Further, the sell-side is also off the ship (albeit in true sell-side fashion, far too late), with a recent downgrade from Canaccord Genuity calling for an $18 price target (gee guys, real helpful...who pays you?). Now, it is this last part that awakens the contrarian in me. The sell-side was screaming for $56+ when the good times rolled, and now that the problems that were obvious to anybody who had taken Economics 101 are now actually playing out, the sell-side wants to put useless price targets on the name?
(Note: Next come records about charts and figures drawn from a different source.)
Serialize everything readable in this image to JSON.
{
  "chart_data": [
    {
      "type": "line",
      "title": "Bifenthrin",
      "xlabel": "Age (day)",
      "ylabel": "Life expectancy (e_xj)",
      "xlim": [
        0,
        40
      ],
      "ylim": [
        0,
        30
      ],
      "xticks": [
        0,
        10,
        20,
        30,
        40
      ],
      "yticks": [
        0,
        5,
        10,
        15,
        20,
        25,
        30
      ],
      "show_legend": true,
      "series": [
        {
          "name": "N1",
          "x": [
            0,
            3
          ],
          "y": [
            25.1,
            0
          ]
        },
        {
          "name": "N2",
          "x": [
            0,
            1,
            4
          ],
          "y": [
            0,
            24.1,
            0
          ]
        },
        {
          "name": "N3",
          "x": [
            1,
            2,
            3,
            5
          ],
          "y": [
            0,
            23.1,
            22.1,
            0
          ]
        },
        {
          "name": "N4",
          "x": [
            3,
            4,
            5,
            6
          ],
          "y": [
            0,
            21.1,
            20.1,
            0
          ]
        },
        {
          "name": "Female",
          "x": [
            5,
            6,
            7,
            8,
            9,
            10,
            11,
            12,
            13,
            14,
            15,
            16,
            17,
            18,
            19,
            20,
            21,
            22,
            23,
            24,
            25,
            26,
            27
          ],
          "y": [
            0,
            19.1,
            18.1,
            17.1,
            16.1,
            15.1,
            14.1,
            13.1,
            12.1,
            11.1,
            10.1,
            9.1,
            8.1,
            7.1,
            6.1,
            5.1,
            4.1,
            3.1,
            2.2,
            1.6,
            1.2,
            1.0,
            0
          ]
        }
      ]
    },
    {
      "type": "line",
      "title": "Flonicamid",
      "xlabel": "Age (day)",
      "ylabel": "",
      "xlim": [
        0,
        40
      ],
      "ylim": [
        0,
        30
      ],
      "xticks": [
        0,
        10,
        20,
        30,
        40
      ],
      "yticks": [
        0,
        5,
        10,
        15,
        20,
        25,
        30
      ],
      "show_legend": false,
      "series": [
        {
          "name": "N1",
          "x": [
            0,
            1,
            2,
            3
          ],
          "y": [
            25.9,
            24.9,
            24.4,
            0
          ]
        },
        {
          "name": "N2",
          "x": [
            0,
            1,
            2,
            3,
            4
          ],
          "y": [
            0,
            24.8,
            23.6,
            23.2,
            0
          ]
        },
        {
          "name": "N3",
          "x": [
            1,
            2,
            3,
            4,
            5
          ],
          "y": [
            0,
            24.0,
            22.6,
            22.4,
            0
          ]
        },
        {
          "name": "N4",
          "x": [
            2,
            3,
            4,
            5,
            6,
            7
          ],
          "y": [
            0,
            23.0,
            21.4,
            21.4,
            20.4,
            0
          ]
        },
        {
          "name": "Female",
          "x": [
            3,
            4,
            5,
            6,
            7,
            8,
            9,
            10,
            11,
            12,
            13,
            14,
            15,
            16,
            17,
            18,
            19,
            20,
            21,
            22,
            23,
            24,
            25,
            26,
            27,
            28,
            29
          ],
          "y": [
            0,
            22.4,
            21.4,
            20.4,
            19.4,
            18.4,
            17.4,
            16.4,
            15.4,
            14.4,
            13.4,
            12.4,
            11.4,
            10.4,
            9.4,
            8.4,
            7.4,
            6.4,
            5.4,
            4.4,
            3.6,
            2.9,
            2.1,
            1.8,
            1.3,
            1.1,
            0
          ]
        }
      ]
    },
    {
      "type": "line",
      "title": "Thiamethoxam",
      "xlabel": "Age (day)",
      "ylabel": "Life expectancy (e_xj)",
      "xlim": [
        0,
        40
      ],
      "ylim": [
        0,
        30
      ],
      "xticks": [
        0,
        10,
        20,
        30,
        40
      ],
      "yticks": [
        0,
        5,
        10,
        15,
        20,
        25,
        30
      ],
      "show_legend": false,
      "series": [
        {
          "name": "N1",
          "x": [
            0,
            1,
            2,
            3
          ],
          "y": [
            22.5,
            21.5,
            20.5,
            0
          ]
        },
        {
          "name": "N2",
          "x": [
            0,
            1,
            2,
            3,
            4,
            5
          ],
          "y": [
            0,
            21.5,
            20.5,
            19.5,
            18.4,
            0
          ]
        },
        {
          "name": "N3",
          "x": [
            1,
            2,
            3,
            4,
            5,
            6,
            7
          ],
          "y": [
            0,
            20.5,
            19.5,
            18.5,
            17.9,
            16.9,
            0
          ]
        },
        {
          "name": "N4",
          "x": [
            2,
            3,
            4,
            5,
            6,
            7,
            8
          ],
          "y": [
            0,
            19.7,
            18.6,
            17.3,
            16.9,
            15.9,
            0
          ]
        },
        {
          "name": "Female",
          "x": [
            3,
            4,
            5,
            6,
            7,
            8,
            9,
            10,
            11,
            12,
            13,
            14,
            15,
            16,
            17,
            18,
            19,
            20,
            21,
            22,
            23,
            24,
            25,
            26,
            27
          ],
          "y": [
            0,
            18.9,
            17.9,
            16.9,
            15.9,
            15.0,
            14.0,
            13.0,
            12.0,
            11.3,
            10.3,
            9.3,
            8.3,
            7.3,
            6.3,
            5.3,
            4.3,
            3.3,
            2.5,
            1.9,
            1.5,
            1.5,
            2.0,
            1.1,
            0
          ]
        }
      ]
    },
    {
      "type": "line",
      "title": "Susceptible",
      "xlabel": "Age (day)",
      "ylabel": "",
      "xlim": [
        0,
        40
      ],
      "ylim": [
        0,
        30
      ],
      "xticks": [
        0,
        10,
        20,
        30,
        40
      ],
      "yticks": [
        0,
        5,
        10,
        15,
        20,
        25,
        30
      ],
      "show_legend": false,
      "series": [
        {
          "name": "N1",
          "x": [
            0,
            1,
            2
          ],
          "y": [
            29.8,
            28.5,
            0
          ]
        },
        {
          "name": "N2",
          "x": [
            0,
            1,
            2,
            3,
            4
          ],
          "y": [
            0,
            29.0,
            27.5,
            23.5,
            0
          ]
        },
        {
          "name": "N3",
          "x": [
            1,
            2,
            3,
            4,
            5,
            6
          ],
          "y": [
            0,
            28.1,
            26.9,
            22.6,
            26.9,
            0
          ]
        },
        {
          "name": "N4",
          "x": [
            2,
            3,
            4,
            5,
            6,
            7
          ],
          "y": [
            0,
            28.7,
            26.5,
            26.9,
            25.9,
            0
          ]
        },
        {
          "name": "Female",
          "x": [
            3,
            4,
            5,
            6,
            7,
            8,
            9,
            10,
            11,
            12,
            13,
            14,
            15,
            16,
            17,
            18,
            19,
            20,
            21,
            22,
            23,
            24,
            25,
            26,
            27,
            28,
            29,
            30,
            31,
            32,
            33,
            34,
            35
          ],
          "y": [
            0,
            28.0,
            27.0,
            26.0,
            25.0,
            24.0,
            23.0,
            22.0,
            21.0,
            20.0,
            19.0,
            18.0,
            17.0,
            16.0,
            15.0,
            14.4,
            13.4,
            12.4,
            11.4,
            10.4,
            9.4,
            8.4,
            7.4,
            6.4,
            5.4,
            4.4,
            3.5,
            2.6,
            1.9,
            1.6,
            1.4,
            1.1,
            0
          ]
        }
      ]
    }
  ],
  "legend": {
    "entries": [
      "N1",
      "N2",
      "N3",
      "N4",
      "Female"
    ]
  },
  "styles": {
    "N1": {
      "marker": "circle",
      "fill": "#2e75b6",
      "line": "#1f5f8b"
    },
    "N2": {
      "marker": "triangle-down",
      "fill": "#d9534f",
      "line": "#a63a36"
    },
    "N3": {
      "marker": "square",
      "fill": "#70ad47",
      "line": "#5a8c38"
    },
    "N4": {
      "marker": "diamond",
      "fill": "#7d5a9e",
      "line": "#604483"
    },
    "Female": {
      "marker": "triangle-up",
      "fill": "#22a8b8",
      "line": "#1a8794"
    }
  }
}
Now, the sell-side isn't totally useless. They tell you exactly what drives sentiment and, ultimately, multiples. Right now, the sell-side expects margins to continue to crater, they expect dual-sourcing at Apple, and they expect that no new Apple product will come out to reinvigorate sales/market share. The margins will (eventually) bottom (and if you can time this, you'll make good money) and that fear eventually goes away. You will never be able to do anything about dual-sourcing fears, but if it actually were to happen, then following the share price "reset", I would be a buyer as literally the worst would be priced in. An unexpected Apple product release could help get people excited, but who can really guess that outside of a Cirrus or Apple employee?
A Stock For Risk Takers
I wouldn't be a buyer here; I'd wait for $13 - $15, but if you want to be brave and try to play a bounce, then I'd maybe wait for a few more days of bloodletting and then try to buy in. This could be profitable, and most of the really terrible risk is mitigated by the fact that the share price has been cut to about a third of its peak, but this is by no-means a "sure fire" buy. The risks to the business are real, shareholders have no confidence in management, and the share price may go well below the bearish "$18" price targets before there's enough of a margin of safety to draw in buyers.